In 2022, Jared Kaplan was hired as CEO; founder Ryan Williams became Executive Chairman and Co-Chairman of Cadre's Global Investment Committee. Kaplan is the former CEO of OppFi and the founder of Insureon.

Since this time, Ryan Williams has returned to the CEO role and led the launch of multiple new investment products, including Cadre Direct Access Fund II.

===Yieldstreet merger ===
In late 2023, Cadre closed a merger with Yieldstreet, a company that provides a platform for global alternative investments. Both companies will continue to operate as separate divisions, with Ryan Williams continuing to helm Cadre.
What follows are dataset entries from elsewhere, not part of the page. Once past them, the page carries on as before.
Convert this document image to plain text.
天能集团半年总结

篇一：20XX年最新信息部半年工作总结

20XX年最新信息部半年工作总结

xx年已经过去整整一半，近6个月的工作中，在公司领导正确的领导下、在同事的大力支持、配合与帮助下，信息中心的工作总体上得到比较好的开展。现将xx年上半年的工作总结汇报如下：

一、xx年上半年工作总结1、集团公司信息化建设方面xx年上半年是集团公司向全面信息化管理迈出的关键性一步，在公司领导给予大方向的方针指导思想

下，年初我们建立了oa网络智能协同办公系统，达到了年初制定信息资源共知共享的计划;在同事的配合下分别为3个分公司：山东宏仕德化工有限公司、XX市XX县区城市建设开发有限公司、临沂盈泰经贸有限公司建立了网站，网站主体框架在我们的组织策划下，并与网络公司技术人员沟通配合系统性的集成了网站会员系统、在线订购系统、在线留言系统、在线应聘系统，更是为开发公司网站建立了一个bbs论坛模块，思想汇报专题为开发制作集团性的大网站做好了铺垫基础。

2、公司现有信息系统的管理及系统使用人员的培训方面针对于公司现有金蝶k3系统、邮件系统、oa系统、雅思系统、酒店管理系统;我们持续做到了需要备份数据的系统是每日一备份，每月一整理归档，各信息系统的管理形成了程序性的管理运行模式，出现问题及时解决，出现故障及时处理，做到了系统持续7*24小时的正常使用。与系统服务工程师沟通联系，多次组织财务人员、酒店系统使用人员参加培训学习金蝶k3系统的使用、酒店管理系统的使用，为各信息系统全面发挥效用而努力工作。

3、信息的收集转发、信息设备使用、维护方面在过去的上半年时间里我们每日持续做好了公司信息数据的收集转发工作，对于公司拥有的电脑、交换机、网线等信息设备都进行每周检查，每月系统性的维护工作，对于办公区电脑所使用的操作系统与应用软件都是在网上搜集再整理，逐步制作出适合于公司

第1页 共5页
Fortune Magazine described the merger as creating conditions for a future IPO. At the time of the merger, Cadre and Yieldstreet together had produced more than $3.1 billion in returns for clients, based on a total investment value of $9.7 billion across 500,000 clients. Williams stated, "Together with Yieldstreet, we look forward to helping expand institutional distribution and broadening its offering of institutional-caliber products and innovative solutions that reduce friction for investors in private markets."

==Platform ==

Traditional real estate investment funds vest all decision-making with a paid manager; individual participants have no ability to select transactions in which to participate. By contrast, Cadre permits investors to choose what investments to make on a building or project level. Cadre curates investment opportunities, and uses an electronic platform to make these qualified opportunities available to investors. Individual investors can then buy a stake in any project. The company performs diligence using its data analysis software and data analysis team. For sellers, the company claims higher speed and lower fees as advantages. CEO Williams claims that real estate "builds multi-generational wealth", and, "Cadre provides access to more members of the global economy with the opportunity to build wealth". Secondary sales and managed portfolios are also supported. In the future, the firm intends to use its data analytics platform to allow investment in opaque, illiquid asset classes beyond real estate (such as "energy, natural resources, oil, infrastructure, or anything that's historically been privately held or inaccessible"). The platform also offers a cash reward on qualifying balances in the "Cadre Cash" program.